His administration said last week that taxation on some Chinese goods could reach 245% when new tariffs were added to existing tariffs.
Newsom realized his concerns about the future of the state’s economy.
“While we celebrate this success, we recognize that our progress is threatened by the current federal administration’s reckless tariff policies,” he said. “The California economy must empower and protect the nation.”
Trump argues that his trade war levelles the playing field only after years of taxation in the US.
Customs are efforts to encourage factories and jobs to return to the United States. This is one of the main pillars of his economic agenda, as well as interest rate reductions aimed at reducing American borrowing costs.
The new data shows that California’s US has a GDP behind $29.18 trillion, China is $18.74 trillion and Germany is $4.65 trillion.

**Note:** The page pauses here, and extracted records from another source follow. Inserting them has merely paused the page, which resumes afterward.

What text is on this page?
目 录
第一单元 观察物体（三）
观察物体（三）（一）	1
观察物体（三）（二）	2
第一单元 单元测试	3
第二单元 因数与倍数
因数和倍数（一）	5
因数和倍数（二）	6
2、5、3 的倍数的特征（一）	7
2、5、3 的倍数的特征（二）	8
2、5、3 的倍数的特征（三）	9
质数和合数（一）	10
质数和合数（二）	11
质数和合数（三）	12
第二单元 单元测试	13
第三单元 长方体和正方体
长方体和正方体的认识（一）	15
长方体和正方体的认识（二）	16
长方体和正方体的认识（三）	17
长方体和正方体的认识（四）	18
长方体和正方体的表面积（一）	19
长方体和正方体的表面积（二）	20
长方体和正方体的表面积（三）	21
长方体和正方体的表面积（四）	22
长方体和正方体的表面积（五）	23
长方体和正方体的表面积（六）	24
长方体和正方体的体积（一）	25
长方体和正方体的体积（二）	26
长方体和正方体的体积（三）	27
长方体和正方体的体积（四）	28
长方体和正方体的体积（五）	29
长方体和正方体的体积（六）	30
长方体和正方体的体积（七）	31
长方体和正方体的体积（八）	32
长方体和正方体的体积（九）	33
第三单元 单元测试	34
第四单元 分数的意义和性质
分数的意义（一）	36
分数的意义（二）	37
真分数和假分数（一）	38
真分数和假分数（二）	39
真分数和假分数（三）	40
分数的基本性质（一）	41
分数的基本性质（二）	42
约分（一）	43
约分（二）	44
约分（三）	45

It also shows that California was the fastest growing of these countries.
Japan’s economy is under pressure due to population decline and aging. That means the workforce is shrinking and social care costs are rising.
This week, the IMF cut its forecast for Japan’s economic growth, predicting that the central bank will raise interest rates more slowly than previously expected due to the effects of increased tariffs.
“The uncertainty associated with the impact of tariffs announced on April 2nd offsets the strengthening of private consumption forecasts with growth in wages beyond expansion,” the Global Economic Outlook report states.